De vluchtelingenkampen zijn, met medeweten en steun van de UNWRA, kunstmatig in stand gehouden. Mahmoud Abbas, de leider van de Palestijnen, stelde dat de Arabische Liga het probleem van de Palestijnse vluchtelingen veroorzaakt heeft. (bron: Wall Street Journal, 5 juni 2003)
Waren er ook Joodse vluchtelingen?
Na de oorlog zagen ongeveer 600.000 Joodse vluchtelingen kans vanuit Arabische landen te vluchten naar Israël. Deze vluchtelingen hadden de meest verschrikkelijke vervolgingen overleefd. Ze moesten alles achterlaten en onder erbarmelijke omstandigheden en grote gevaren soms duizenden kilometers lopend Israël zien te bereiken.
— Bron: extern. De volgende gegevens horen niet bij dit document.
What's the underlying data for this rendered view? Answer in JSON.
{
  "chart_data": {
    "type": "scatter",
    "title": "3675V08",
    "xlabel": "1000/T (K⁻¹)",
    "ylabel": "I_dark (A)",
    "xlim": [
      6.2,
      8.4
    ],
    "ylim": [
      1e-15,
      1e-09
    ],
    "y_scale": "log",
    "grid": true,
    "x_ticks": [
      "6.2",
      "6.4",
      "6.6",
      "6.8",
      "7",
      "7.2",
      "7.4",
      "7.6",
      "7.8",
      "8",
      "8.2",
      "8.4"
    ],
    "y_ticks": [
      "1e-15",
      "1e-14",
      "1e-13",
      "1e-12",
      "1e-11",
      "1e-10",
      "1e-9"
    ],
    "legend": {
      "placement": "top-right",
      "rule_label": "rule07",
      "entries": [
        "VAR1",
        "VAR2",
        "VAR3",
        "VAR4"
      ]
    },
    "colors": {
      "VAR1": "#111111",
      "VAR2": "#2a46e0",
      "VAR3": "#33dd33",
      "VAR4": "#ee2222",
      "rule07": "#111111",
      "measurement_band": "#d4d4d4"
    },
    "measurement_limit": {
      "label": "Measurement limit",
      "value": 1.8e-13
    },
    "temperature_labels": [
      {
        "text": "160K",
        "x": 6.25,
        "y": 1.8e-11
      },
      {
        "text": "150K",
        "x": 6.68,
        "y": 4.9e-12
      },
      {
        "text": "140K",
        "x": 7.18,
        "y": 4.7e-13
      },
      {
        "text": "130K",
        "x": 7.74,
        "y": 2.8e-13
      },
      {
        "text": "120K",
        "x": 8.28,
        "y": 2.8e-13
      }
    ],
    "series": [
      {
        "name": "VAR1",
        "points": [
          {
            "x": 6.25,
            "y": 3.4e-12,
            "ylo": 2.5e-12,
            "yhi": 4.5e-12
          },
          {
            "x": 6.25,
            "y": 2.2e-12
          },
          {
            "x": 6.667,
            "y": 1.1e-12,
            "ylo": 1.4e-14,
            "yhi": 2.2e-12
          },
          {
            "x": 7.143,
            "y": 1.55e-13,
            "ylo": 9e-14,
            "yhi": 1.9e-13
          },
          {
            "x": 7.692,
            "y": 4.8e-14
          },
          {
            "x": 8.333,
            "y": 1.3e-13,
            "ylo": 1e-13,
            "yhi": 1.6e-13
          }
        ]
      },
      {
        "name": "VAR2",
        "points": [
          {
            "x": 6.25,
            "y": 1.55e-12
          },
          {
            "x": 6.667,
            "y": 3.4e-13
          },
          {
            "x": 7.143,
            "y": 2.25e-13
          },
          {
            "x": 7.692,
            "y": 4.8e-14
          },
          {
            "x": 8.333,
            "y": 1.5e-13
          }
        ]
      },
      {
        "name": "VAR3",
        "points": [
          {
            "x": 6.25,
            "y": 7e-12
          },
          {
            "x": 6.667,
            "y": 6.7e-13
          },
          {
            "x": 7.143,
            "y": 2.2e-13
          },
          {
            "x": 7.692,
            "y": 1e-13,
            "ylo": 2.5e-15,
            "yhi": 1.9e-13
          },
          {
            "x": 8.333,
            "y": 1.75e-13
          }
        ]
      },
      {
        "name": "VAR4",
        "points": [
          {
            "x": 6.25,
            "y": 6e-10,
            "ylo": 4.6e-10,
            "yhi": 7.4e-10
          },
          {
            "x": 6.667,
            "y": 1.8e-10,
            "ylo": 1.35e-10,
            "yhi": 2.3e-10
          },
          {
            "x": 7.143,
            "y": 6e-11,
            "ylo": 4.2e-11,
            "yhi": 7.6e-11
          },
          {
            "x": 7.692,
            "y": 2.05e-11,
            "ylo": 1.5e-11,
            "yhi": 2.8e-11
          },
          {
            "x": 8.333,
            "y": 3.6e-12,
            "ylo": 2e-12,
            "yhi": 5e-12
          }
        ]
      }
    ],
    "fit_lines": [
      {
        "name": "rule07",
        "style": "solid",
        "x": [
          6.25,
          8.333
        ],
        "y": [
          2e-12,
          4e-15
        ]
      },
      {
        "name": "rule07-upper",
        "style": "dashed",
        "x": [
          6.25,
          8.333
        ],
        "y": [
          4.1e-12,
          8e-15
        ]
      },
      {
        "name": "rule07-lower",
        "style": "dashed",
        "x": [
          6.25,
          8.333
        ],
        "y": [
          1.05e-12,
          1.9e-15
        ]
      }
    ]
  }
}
Wat een enorm contrast met Arabische vluchtelingen, waarvan sommigen niet eens het land verlieten, of eenvoudig over de grens in Libanon, Syrië en Jordanië terechtkwamen.
Aan de Joodse vluchtelingen is nooit enige internationale steun verleend, terwijl de VS, Arabische Staten en Israël samen honderden miljoenen dollars hebben gedoneerd voor Arabische vluchtelingen.
Joodse vluchtelingen uit Arabische landen zijn net als alle andere terugkerende Joden volledig geïntrigeerd in de Israëlische samenleving. Arabische vluchtelingen zijn om politieke redenen in kampen blijven wonen en niet geïntegreerd, en door de Arabische wereld misbruikt als propagandamiddel tegen Israël.